C’était en nous attachant à défendre le principe de la légitimité que nous avions atteint ce but important. La présence des souverains qui se trouvaient à Vienne et de tous les membres du congrès à la cérémonie expiatoire du 21 janvier fut un hommage éclatant rendu à ce principe.

Mais pendant qu’il triomphait au congrès, en France il était attaqué.

Ce que je vais dire à ce sujet à Votre Majesté a pu être vu plus distinctement de loin qu’il ne l’était à Paris[1]. Hors de la France, l’attention étant moins détournée, les faits arrivant en masse et dégagés des circonstances accessoires qui, sur les lieux mêmes, pouvaient les faire méconnaître, devaient à une certaine distance être mieux jugés, et cependant je n’aurais pas assez de confiance dans des observations qui ne seraient pas les miennes. Ayant rempli une mission longue hors de France, il est de mon devoir de faire auprès de Votre Majesté ce qui, dans le département des affaires étrangères, est prescrit à tous les agens employés au dehors. Ils doivent rendre compte de l’opinion que l’on a prise, dans les pays où ils ont été accrédités, des différens actes du gouvernement et des réflexions que, parmi les hommes éclairés et attentifs, ils ont pu faire naître.

On peut s’accommoder d’un état de choses qui est fixe, lors même qu’on en a été blessé dans son principe, parce qu’il ne laisse pas de craintes pour l’avenir, mais non d’un état de choses qui varie chaque jour, parce que chaque jour il fait naître de nouvelles craintes et que l’on ne sait quel en sera le terme. Les révolutionnaires avaient pris leur parti sur les premiers actes du gouvernement de Votre Majesté; ils se sont effrayés de ce qui a été fait quinze jours, un mois, six mois après.
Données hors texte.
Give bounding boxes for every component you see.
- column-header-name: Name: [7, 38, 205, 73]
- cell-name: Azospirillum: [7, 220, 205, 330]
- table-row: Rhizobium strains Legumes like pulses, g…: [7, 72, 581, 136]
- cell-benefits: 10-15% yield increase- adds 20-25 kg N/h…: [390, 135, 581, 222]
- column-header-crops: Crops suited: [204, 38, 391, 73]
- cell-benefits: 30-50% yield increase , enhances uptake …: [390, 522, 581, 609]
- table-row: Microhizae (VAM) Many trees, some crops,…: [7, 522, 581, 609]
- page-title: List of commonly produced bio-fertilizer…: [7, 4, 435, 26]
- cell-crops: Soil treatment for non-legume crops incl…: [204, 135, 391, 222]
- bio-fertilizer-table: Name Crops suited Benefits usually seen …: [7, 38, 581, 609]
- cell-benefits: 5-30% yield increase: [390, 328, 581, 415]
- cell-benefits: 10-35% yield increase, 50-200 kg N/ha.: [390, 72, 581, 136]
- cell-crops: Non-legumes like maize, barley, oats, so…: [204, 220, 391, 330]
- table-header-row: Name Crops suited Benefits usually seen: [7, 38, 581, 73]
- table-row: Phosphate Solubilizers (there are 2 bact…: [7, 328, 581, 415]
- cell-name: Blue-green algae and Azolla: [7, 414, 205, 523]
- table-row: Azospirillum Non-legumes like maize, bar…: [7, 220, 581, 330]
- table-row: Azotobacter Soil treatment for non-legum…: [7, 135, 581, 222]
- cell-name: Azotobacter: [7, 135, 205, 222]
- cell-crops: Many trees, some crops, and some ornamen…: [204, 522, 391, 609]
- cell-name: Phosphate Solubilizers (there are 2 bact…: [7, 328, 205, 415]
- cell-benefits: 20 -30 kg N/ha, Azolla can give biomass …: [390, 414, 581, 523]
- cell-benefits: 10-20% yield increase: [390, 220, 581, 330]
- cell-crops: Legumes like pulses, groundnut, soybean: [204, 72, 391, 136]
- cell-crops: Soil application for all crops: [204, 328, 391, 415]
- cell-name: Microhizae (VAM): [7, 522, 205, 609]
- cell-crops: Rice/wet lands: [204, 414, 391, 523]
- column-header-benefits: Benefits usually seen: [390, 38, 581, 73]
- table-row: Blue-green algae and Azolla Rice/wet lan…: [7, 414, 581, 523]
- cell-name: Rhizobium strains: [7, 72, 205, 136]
C’est ainsi qu’ils s’étaient résignés à l’élimination faite dans le sénat[2] et qu’ils n’ont pu

  1. « On ne voit bien, vous avez mille fois raison, que ce qu’on voit dans son ensemble, et il y a peut-être autant de force d’esprit à se placer à une juste perspective, à distance du mouvement et des agitations, quand on se trouve au milieu, qu’à s’en rapprocher et les bien juger quand on en est éloigné, »
    (Jaucourt à Talleyrand, 4 février 1815.)
  2. Cinquante-trois sénateurs avaient été exclus par Louis XVIII, et parmi eux Cambacérès, Chaptal, Curée, le cardinal Fesch, Fouché, François de Neufchâteau, Garat, Grégoire, Lambrecht, Roger-Ducos, Rœderer, Sieyès...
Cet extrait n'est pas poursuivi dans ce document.